The comic ends with several teasers; one for the upcoming Howard the Duck series and one for Soule’s Inhumans series. The final line, “see you in court”, is perfectly fitting. A letter after the story finishes promises that Soule intends to bring She Hulk into some of the other titles he’s writing. Since the Wrecking Crew and the Punisher have both appeared in Wolverines, I have to wonder … and hope that Jennifer will show up there. The letters after the main comic are well worth reading, as both the editor and Soule say goodbye to a series that felt special to both of them. On that front, I have to ask if Soule’s Inhumans series is worth checking out since I haven’t read any of it.

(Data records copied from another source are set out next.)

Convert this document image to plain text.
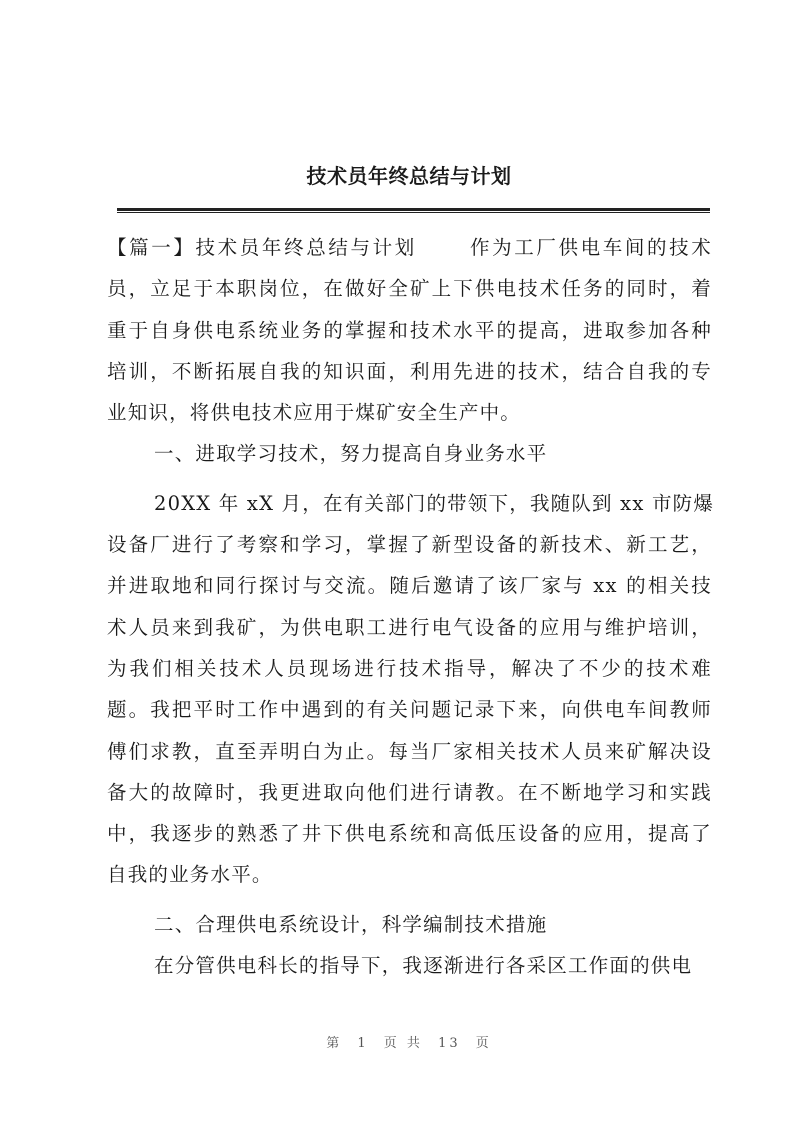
技术员年终总结与计划
【篇一】技术员年终总结与计划　　 作为工厂供电车间的技术
员，立足于本职岗位，在做好全矿上下供电技术任务的同时，着
重于自身供电系统业务的掌握和技术水平的提高，进取参加各种
培训，不断拓展自我的知识面，利用先进的技术，结合自我的专
业知识，将供电技术应用于煤矿安全生产中。
一、进取学习技术，努力提高自身业务水平
20XX 年 xX 月，在有关部门的带领下，我随队到 xx 市防爆
设备厂进行了考察和学习，掌握了新型设备的新技术、新工艺，
并进取地和同行探讨与交流。随后邀请了该厂家与 xx 的相关技
术人员来到我矿，为供电职工进行电气设备的应用与维护培训，
为我们相关技术人员现场进行技术指导，解决了不少的技术难
题。我把平时工作中遇到的有关问题记录下来，向供电车间教师
傅们求教，直至弄明白为止。每当厂家相关技术人员来矿解决设
备大的故障时，我更进取向他们进行请教。在不断地学习和实践
中，我逐步的熟悉了井下供电系统和高低压设备的应用，提高了
自我的业务水平。
二、合理供电系统设计，科学编制技术措施
在分管供电科长的指导下，我逐渐进行各采区工作面的供电
第 1 页 共 13 页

The art by Javier Pulido, as usual, is great. It’s a bit of an odd style that might take some getting used to and the flat appearance will turn off some, but there’s a lot to like about it. The town in the flashback is compete with a good variety of buildings, a fancy magical barrier and a fight complete with a number of character cameos and civilians running for safety. There isn’t much background detail during the fight scene between She Hulk’s legal team and Nightwatch, instead the art focuses on the fight itself. Jennifer’s expression after Nightwatch’s hypnotism takes over is priceless, and the close-up panels show the intensity of the fight. And finally, we get one last look at Jennifer’s office, complete with the damage that Titania caused in issue 11.
Tis a sad day indeed, but Soule’s She-Hulk run will always remain. It works well if you read each issue one at a time, and works even better if you read the series as a whole. Whether you enjoy Jennifer Walters, are interested in a legal drama that happens to star superheroes or you want to check out the Hulk’s cousin, this series is an easy recommendation. It’s fun, it’s dramatic (especially with the 3-part arc with Captain America and Daredevil) and it tells a complete story. Do yourself a favour and read She-Hulk. And in case anyone in the creative team is reading this, thank you.